Keberhasilan dalam bidang keilmuan tersebut disebabkan adanya kesadaran yang tinggi akan pentingnya ilmu pengetahuan untuk sebuah peradaban. Mereka memahami bahwa sebuah kekuasaan tidak akan kokoh tanpa didukung oleh ilmu pengetahuan.[1] Hal itu dapat ditunjukkan melalui antusias mereka dalam mencari ilmu, penghargaan yang tinggi bagi para ulama’, para pencari ilmu, tempat-tempat menuntut ilmu, dan banyaknya perpustakaan atau tempat belajar yang dibuka yang kemudian menjadi sumber dan pusat intelektual Islam, salah satunya adalah Bait al-Hikmah.
Dalam bidang pendidikan Islam di Indonesia, terdapat sebuah lembaga pendidikan yang mempunyai ciri khas tersendiri dan berbeda dengan lembaga pendidikan yang lainnya yaitu pesantren. Di tinjau dari segi historisnya, Pesantren merupakan bentuk lembaga pribumi tertua di Indonesia. Pesantren sudah dikenal jauh sebelum Indonesia merdeka, bahkan sejak Islam masuk ke Indonesia, pesantren terus berkembang sesuai dengan perkembangan dunia pendidikan pada umumnya.
Seiring pesatnya kemajuan zaman, tantangan yang dialami lembaga ini menurut pengamatan para ahli pun semakin lama semakin banyak, kompleks, dan mendesak. Ditengah derap kemajuan ilmu dan teknologi yang menjadi motor bergeraknya modernisasi, dewasa ini banyak pihak  merasa ragu terhadap eksistensi pesantren salaf. Keraguan itu dilatar belakangi oleh kecenderungan dari pesantren salaf untuk bersikap menutup diri terhadap perubahan di sekelilingnya dan sikap kolot dalam merespon upaya modernisasi.
Menurut Azyumardi Azra, kekolotan pesantren salaf dalam mentransfer hal-hal yang berbau modern itu merupakan sisa-sisa dari respon pesantren terhadap kolonial Belanda.
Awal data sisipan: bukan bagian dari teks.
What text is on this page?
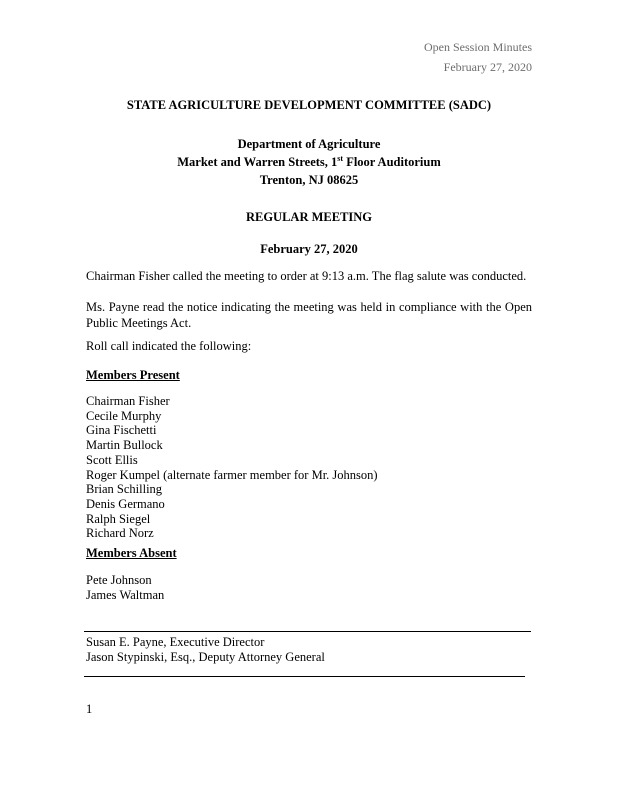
Open Session Minutes
February 27, 2020
STATE AGRICULTURE DEVELOPMENT COMMITTEE (SADC)
Department of Agriculture
Market and Warren Streets, 1st Floor Auditorium
Trenton, NJ 08625
REGULAR MEETING
February 27, 2020
Chairman Fisher called the meeting to order at 9:13 a.m. The flag salute was conducted.
Ms. Payne read the notice indicating the meeting was held in compliance with the Open Public Meetings Act.
Roll call indicated the following:
Members Present
Chairman Fisher
Cecile Murphy
Gina Fischetti
Martin Bullock
Scott Ellis
Roger Kumpel (alternate farmer member for Mr. Johnson)
Brian Schilling
Denis Germano
Ralph Siegel
Richard Norz
Members Absent
Pete Johnson
James Waltman
Susan E. Payne, Executive Director
Jason Stypinski, Esq., Deputy Attorney General
1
Lingkungan pesantren salaf merasa bahwa sesuatu yang bersifat modern, yang selalu mereka anggap datang dari barat, berkaitan dengan penyimpangan terhadap agama.[2] Oleh sebab itu, mereka melakukan isolasi diri terhadap sentuhan perkembangan modern sehingga membuat pesantren salaf dinilai sebagai penganut Islam tradisional.
Corak pesantren salaf seperti ini, yang identik dengan loyalitasnya terhadap tradisi keilmuan klasik dan keterasingannya dengan kemajuan zaman, memang sampel corak pesantren yang paling sering dikultuskan sebagai corak pesantren tertinggal. Beragam permasahan yang menjangkiti pesantren salaf memang berujung pada pertanyaan mendasar tentang seberapa besarkah relevansi pola pendidikan Islam tradisionalis serupa ini terhadap pesatnya tuntutan modernisasi dan besarnya persaingan institusi pendidikan Islam dewasa ini?
Menyadari hal itu, maka penulis berusaha untuk sedikit menggambarkan secerca gagasan yang di dapat dari sejarah peradaban Islam masa daulah Abbasiyyah yang dimana ummat Islam mampu mencapai The Golden Age (masa keemasannya) dalam berbagai bidang terutama bidang intelektual/ pendidikan. Gagasan penulis yaitu seputar tentang rekonstruksi pesantren (dalam hal manhaj al-fikriyyah) sebagai upaya konstruktif dalam sumbangsihnya untuk kemajuan bidang pendidikan di Indonesia.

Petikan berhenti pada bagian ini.